Türkiye'de geçici koruma statüsünde olan Suriyeliler İdlib dışındaki yere gelecek. Projeler ayarlandı. Projelerde okullar, spor salonları, AVM olacak. Biz gönüllü, onurlu ve güvenli dönüşü sağlamalıyız. Huzuru sağlıyor muyuz evet, güvenli dönüş başladı mı? Başladı. Suriye'nin kuzeyi organize sanayi bölgeleri faaliyetleri için projeler başladı. 1300 üzerinde işletme var. Buralarda hastaneler yapılacak ve bunlar bağışlar ile yapılacak. Bunlar Türkiye düşmanlığı yapmak ile olmuyor. 750 bin Suriyeli çocuk Türkiye'de doğdu. Eğer Türkiye'de olmasalardı doğmayacaklardı. Türkiye dünyaya insanlık dersi vermiştir. 

İSTANBUL'A SIĞINMACI ALMIYORUZ

İstanbul'a sığınmacı almıyoruz. Kesinlikle almıyoruz. İstanbul'a geçici koruma statüsünde kimseyi almıyoruz. Kapattık. Esenyurt'u, Fatih'i kapattık. Biz 800 mahalle kapattık Türkiye'de. Kota koyduk. İkamete de kapattık, öğrenci, çalışan ikametine de kapattık. Adam İrlandalı ise de Almansa da kapattık. İstanbul'da 80 binin üzerinde 2019'dan itibaren, Fatih özelinde Fatih'te yabancı miktarı düşmeye başladı, Esenyurt'ta da düşmeye başladı. İstanbul'u yabancıya kapatabilir miyiz? Eğer İstanbul'da yabancı mühendis, öğretmen çalışmasını istemiyorlarsa... Sığınmacıya İstanbul'u kapattık. İlçeler ve mahallelerde de hem ikameti kapattık. Biz bu politikadan sonuç alıyoruz, almaya da devam edeceğiz. Geri gönderiyoruz. Gönüllü geri dönüyor, deport ediyoruz. Şu ana kadar 2 milyon 600 bin insanın girişini engellemişiz. Ankara'da CHP Genel Merkezi'nin 14. katında oturmakla, tiyatro oynamakla olmuyor, sosyal medya fenomenleri ile bu işler olmuyor. 
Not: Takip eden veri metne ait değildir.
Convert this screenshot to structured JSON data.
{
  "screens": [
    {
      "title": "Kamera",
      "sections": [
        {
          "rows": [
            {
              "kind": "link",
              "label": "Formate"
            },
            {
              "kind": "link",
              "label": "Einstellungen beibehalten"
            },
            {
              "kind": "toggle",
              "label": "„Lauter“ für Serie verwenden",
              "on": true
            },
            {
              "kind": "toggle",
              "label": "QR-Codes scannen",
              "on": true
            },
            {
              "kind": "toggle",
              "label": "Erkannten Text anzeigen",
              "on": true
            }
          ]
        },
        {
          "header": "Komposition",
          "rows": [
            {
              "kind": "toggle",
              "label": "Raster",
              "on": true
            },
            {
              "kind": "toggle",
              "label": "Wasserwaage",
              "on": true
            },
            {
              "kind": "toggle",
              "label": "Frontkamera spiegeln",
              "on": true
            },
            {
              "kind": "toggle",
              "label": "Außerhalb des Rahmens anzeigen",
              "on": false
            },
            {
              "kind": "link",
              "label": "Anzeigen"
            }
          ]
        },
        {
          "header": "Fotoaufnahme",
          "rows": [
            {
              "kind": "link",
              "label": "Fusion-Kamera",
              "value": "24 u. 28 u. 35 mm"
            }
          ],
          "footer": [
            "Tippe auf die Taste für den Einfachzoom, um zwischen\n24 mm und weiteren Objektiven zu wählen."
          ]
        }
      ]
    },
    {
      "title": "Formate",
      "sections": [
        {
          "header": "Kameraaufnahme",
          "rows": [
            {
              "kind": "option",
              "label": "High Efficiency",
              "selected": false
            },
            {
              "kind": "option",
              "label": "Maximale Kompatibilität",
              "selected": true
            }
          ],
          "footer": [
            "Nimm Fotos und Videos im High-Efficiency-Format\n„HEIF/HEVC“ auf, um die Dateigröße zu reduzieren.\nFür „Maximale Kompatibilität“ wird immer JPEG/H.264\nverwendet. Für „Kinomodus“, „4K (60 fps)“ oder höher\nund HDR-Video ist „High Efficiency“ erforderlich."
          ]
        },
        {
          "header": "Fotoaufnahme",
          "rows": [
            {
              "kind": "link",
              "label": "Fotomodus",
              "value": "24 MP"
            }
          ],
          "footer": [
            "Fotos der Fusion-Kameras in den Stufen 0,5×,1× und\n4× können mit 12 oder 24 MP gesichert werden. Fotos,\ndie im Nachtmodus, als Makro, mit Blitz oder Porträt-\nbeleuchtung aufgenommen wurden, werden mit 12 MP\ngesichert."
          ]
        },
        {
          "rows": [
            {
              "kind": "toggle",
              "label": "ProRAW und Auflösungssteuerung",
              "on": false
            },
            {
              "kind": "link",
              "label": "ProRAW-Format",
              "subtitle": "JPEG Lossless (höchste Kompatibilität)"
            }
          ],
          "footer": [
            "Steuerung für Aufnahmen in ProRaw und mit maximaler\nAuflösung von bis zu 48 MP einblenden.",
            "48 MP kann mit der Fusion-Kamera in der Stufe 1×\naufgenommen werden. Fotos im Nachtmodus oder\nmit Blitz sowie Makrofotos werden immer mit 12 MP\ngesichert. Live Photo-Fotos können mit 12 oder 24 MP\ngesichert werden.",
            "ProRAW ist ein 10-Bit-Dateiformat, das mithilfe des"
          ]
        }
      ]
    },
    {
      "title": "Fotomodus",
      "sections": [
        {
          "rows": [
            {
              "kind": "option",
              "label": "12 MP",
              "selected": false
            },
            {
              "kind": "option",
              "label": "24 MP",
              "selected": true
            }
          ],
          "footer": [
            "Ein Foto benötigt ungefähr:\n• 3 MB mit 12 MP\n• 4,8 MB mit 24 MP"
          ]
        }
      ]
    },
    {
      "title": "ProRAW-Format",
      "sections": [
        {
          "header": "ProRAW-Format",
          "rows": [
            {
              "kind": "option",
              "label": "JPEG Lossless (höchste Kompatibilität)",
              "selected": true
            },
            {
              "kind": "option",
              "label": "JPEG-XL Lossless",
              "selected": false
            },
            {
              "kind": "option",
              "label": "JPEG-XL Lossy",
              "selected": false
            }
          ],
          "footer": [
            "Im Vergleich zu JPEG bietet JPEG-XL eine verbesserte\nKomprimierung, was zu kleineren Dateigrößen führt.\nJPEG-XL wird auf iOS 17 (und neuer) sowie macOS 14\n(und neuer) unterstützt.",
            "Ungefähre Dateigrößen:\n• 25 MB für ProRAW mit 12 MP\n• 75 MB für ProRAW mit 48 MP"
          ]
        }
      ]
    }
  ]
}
2017'DEN İTİBAREN TÜRKİYE'DEKİ SURİYELİ SAYISI ARTMIYOR

Kaçak yollarla girmeye çalışır, siz engellersiniz. Sadece bir sınır yok, burada TSK sınır güvenliğini sağlar. Arkasında özel harekât ve jandarma birliklerimiz var. Yetmedi, Van Gölü'ne sahil güvenliği getirdik.  2017'den itibaren Türkiye'deki Suriyeli sayısı artmıyor. Düzensiz göçmenleri yakalayıp geri gönderiyoruz. Ama öyle bir dedikodu ki her gün 100 bin Suriyeli geliyor. Nedeni nasıl bir yabancı düşmanlığı oluştururuz.